Fordham (12-1) @ 7th seed Towson (10-2)
When: Saturday, 1 p.m.
Site: Johnny Unitas Stadium
Series: First meeting
What's at stake: Towson is back in the NCAA Division I Football Championship Subdivision tournament for the second time in three years, but the program is seeking its first playoff win since joining the FCS for the 1987 season. In fact, the Tigers haven't won in the postseason since 1984, when they defeated Norfolk State, 31-21, in the Division II quarterfinals. This year, Towson earned the No. 7 overall seed, which meant the team got a first-round bye and some much-needed rest. How much that break helped will be tested against Fordham. The Rams, members of the Patriot League, received an at-large playoff bid and defeated Sacred Heart, 37-27, in last Saturday's first-round matchup. Fordham has beaten then-10th-ranked Lehigh, Colonial Athletic Association member Villanova and even a Football Bowl Subdivision school, Temple, this season. The Rams are 5-1 on the road, while the Tigers are just 3-2 at home. Towson is seeking its 11th win, which would set a single-season program record.
Key matchup: Fordham has one of the most prolific passing offenses in the country, ranking first in the FCS in completion percentage (.704) and fourth in yards per game (358.3). Individually, junior quarterback Michael Nebrich leads the nation in completion percentage (.735) and is fourth in passing yards per game (332.2), while junior wide receiver Sam Ajala tops the FCS in receiving yards (1,526).

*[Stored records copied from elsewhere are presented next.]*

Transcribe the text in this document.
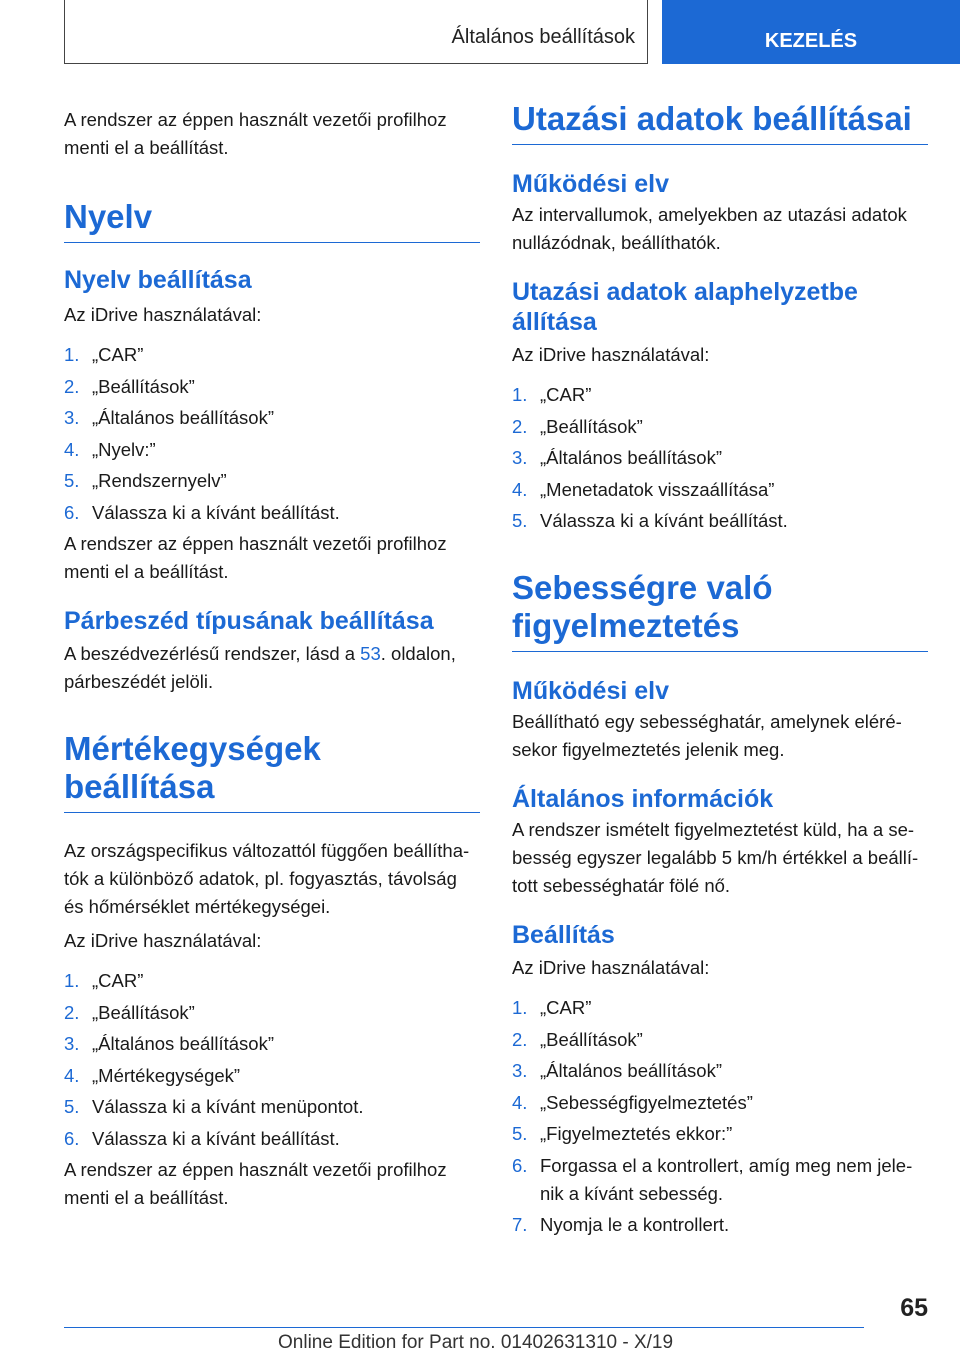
Általános beállítások	KEZELÉS

A rendszer az éppen használt vezetői profilhoz menti el a beállítást.

Nyelv
Nyelv beállítása

Az iDrive használatával:

1. „CAR”
2. „Beállítások”
3. „Általános beállítások”
4. „Nyelv:”
5. „Rendszernyelv”
6. Válassza ki a kívánt beállítást.

A rendszer az éppen használt vezetői profilhoz menti el a beállítást.

Párbeszéd típusának beállítása

A beszédvezérlésű rendszer, lásd a 53. oldalon, párbeszédét jelöli.

Mértékegységek beállítása

Az országspecifikus változattól függően beállíthatók a különböző adatok, pl. fogyasztás, távolság és hőmérséklet mértékegységei.

Az iDrive használatával:

1. „CAR”
2. „Beállítások”
3. „Általános beállítások”
4. „Mértékegységek”
5. Válassza ki a kívánt menüpontot.
6. Válassza ki a kívánt beállítást.

A rendszer az éppen használt vezetői profilhoz menti el a beállítást.

Utazási adatok beállításai
Működési elv

Az intervallumok, amelyekben az utazási adatok nullázódnak, beállíthatók.

Utazási adatok alaphelyzetbe állítása

Az iDrive használatával:

1. „CAR”
2. „Beállítások”
3. „Általános beállítások”
4. „Menetadatok visszaállítása”
5. Válassza ki a kívánt beállítást.
Sebességre való figyelmeztetés
Működési elv

Beállítható egy sebességhatár, amelynek elérésekor figyelmeztetés jelenik meg.

Általános információk

A rendszer ismételt figyelmeztetést küld, ha a sebesség egyszer legalább 5 km/h értékkel a beállított sebességhatár fölé nő.

Beállítás

Az iDrive használatával:

1. „CAR”
2. „Beállítások”
3. „Általános beállítások”
4. „Sebességfigyelmeztetés”
5. „Figyelmeztetés ekkor:”
6. Forgassa el a kontrollert, amíg meg nem jelenik a kívánt sebesség.
7. Nyomja le a kontrollert.
65
Online Edition for Part no. 01402631310 - X/19
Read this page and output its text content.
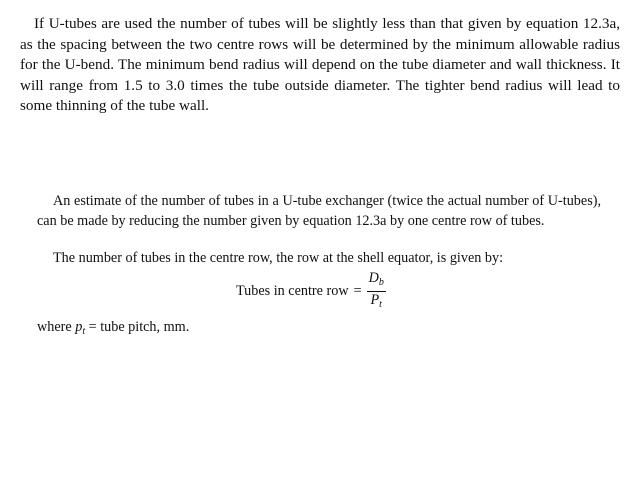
If U-tubes are used the number of tubes will be slightly less than that given by equation 12.3a, as the spacing between the two centre rows will be determined by the minimum allowable radius for the U-bend. The minimum bend radius will depend on the tube diameter and wall thickness. It will range from 1.5 to 3.0 times the tube outside diameter. The tighter bend radius will lead to some thinning of the tube wall.

An estimate of the number of tubes in a U-tube exchanger (twice the actual number of U-tubes), can be made by reducing the number given by equation 12.3a by one centre row of tubes.

The number of tubes in the centre row, the row at the shell equator, is given by:

Tubes in centre row = $\frac{D_b}{P_t}$
where $p_t$ = tube pitch, mm.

The Tigers have allowed 216.7 passing yards per game, only No. 52 nationally, but are No. 22 overall in interceptions (15).
Player to watch: Again, Towson junior running back Terrance West (Northwestern) will be in the spotlight, leading the country in rushing average (155.4 yards per game) and running touchdowns (30). But with the Rams surrendering an average of 203.5 rushing yards and the Tigers playing the rest of the season without starting wide receivers Spencer Wilkins (Mount Hebron) and Leon Kinnard (Loyola High), West will be relied on to fuel the offense.